Addiction treatment centers will fail to reap the many potential benefits of health reform unless they turn their attention to vast numbers of underserved individuals at severity levels well below their typical clients’, a leading clinical administrator said in the Sept. 29 opening plenary session of the National Conference on Addiction Disorders (NCAD).
And in the eyes of Deni Carise, PhD, chief clinical officer at Phoenix House Foundation, the estimated 20 million people who meet abuse or dependence criteria but don’t pursue care—and the larger group of 60 million who are simply harmful users of substances—don’t see much of value in traditional specialty addiction treatment programs.

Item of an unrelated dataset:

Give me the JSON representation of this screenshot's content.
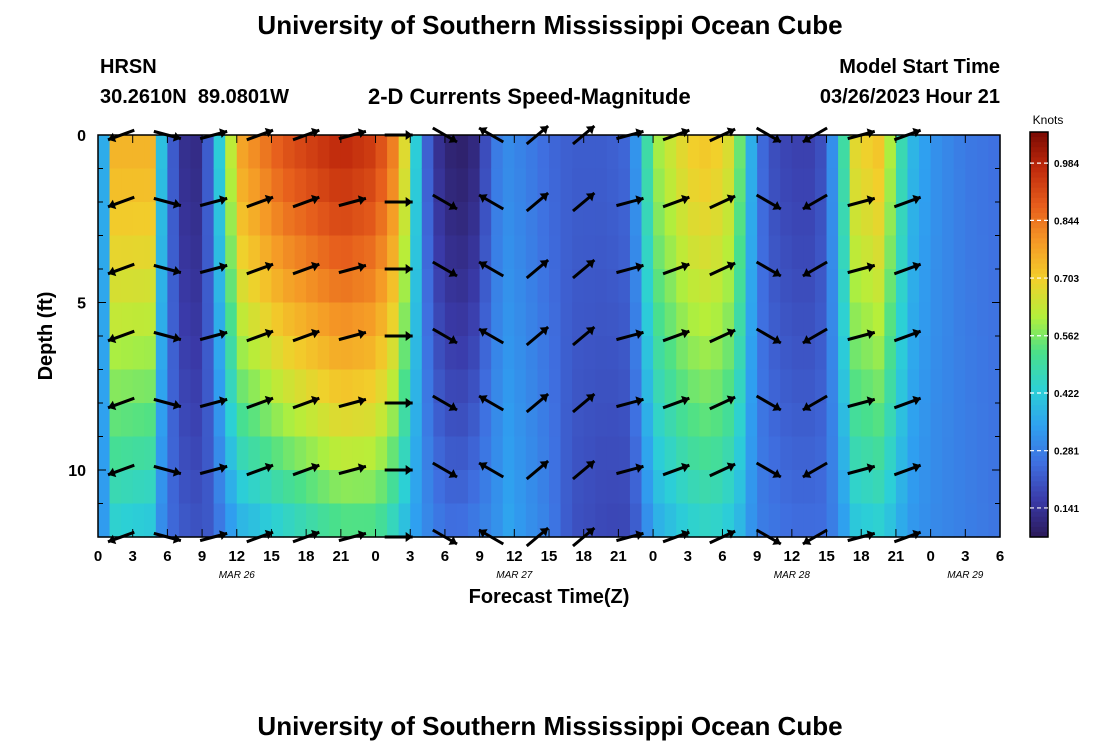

“Frankly, they don’t want what we have to offer,” Carise said in the opening session of the conference in Orlando, Fla., a four-day meeting sponsored by the publisher of Addiction Professional and Behavioral Healthcare magazines. “I say that with the healthcare reform changes, we’re going to have to offer them something that they want.”
Carise, who has been at the forefront of a transformation of clinical care services in her position at the nation’s largest nonprofit addiction treatment organization, offered a striking scenario for anyone in the audience who doesn’t think their organization could or should reach individuals who do not meet abuse or dependence criteria. With research showing that moderate alcohol use can interfere with the effectiveness of drugs used to treat breast cancer, she said, couldn’t brief education in this area make a profound difference in the lives of many women with breast cancer who drink a glass of wine every night with dinner?
Carise was joined in the conference plenary address by Victor A. Capoccia, PhD, an internationally known consultant and a senior scientist with the addiction quality improvement collaborative NIATx. Capoccia discussed numerous favorable drivers toward improved success for treatment providers, including more sympathetic attitudes about treatment from policy-makers and the public in recent years.
In order for centers to capitalize, Capoccia said, they must make internal improvements (such as in rapid scheduling and seamless transitions to associated care providers) and establish an external presence (such as by making services available in general medical settings and by becoming part of accountable care organizations, as the Massachusetts-based organization SSTAR was able to do in part because it had taken steps to become a federally qualified health center).
Capoccia emphasized that remaining static isn’t a viable option for programs, many of which “often provide only one modality of treatment no matter what the client looks like.”
Much of the session’s discussion centered on profound effects expected from implementation of the Affordable Care Act (ACA), which Carise characterized as a significant step up from parity legislation because of its inclusion of substance use treatment as an essential service. With healthcare representing the largest chunk of the federal budget at 24% of the total, Carise tried to assure the audience that healthcare reform “won’t just go away” based on any impending political developments.
But both Carise and Capoccia said addiction treatment providers have a long way to go to be able to maximize the potential of this new era featuring millions more covered individuals. They each urged providers to build relationships with hospitals and physicians by conveying to them how they can solve their pressing problems, such as 30-day hospital readmissions of patients that are not reimbursable and often are caused by substance use.
Questions from the audience following the two presentations clearly showed unrest about several aspects of health reform, from wider implementation of electronic health records to a phasing out of substance abuse block grant funding at the federal level. An attendee from Texas remarked that if providers who are now highly dependent on the block grant end up transitioning to Medicaid reimbursement, they will encounter a state government that covers only about one-quarter of a program’s true costs in its Medicaid rates.